A taxa de desemprego, nos primeiros três meses do ano, subiu para 6,8%, valor que compara com a taxa de 6,7% registada no trimestre anterior, de acordo com os dados divulgados, esta quarta-feira, pelo Instituto Nacional de Estatísticas, que contrariam as estimativas dos economistas.
Vários especialistas consultados pelo Expresso apontavam para uma taxa de desemprego de 6,5% no primeiro trimestre do ano, valor que corresponderia ao mais baixo desde 2004. No entanto, os números do INE vieram contrariar essa previsão.
Assim, a população desempregada, estimada em 353,6 mil pessoas, aumentou 1,3% em comparação com o trimestre anterior, mas diminuiu 13,8% em relação ao mesmo trimestre de 2018.
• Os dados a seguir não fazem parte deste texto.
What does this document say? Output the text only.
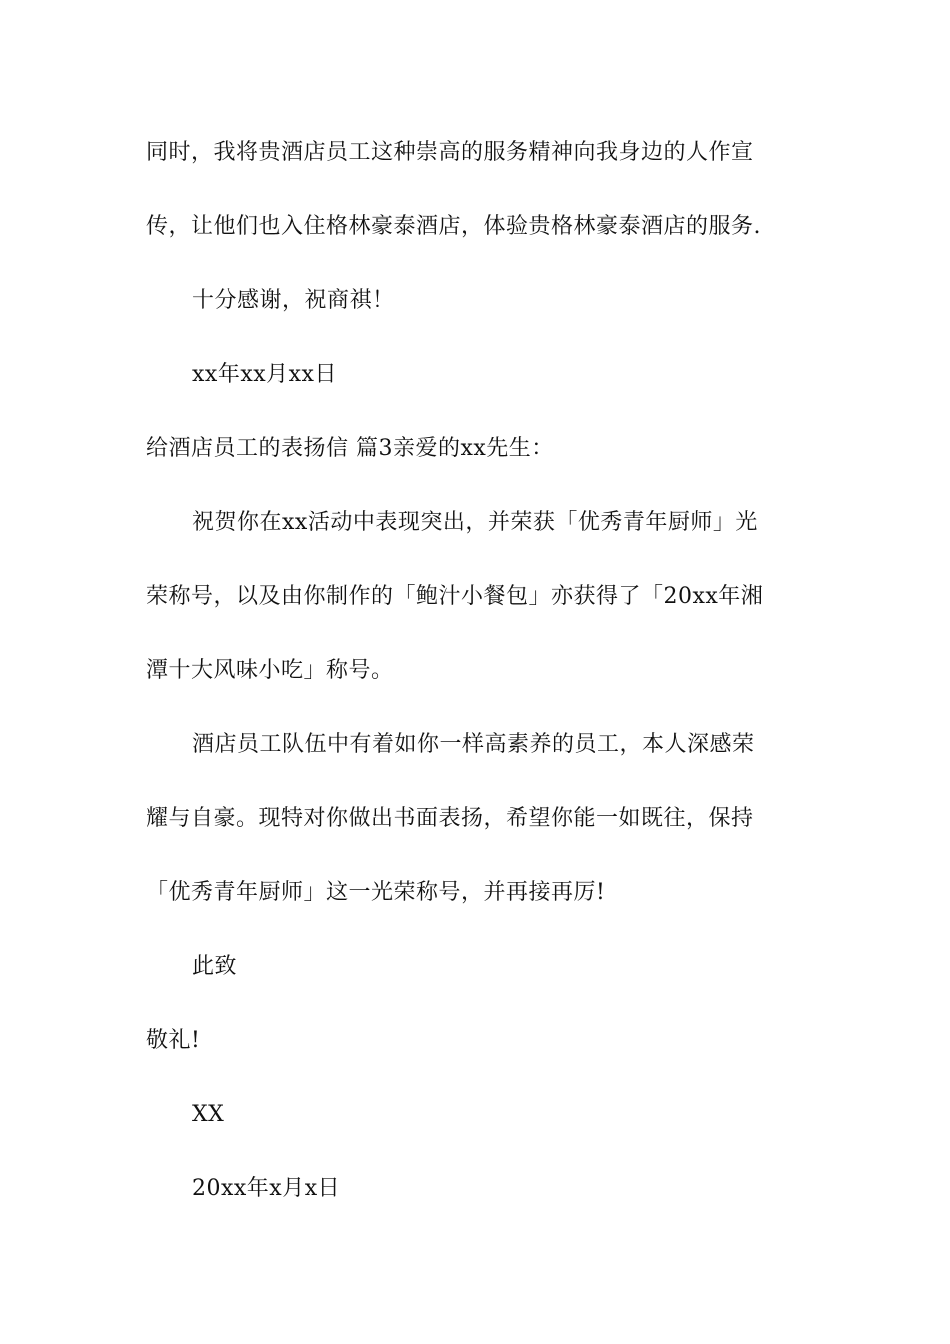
同时，我将贵酒店员工这种崇高的服务精神向我身边的人作宣
传，让他们也入住格林豪泰酒店，体验贵格林豪泰酒店的服务.
十分感谢，祝商祺！
xx年xx月xx日
给酒店员工的表扬信 篇3亲爱的xx先生：
祝贺你在xx活动中表现突出，并荣获「优秀青年厨师」光
荣称号，以及由你制作的「鲍汁小餐包」亦获得了「20xx年湘
潭十大风味小吃」称号。
酒店员工队伍中有着如你一样高素养的员工，本人深感荣
耀与自豪。现特对你做出书面表扬，希望你能一如既往，保持
「优秀青年厨师」这一光荣称号，并再接再厉!
此致
敬礼!
XX
20xx年x月x日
Entre os mais jovens, com idades entre os 15 e os 24 anos, a taxa de desemprego situou-se em 17,6%, o valor mais baixo da série iniciada em 2011, de acordo com os dados do INE, tendo diminuído em comparação com o trimestre homólogo e com o anterior. Nas previsões económicas de primavera, divulgadas ontem, Bruxelas estima que a taxa de desemprego continuará a diminuir no conjunto deste ano, mas também perderá fôlego: depois de ter recuado de 9,0% em 2017 para 7,0% em 2018, espera-se agora uma descida para 6,2%, este ano, e para 5,7%, em 2020.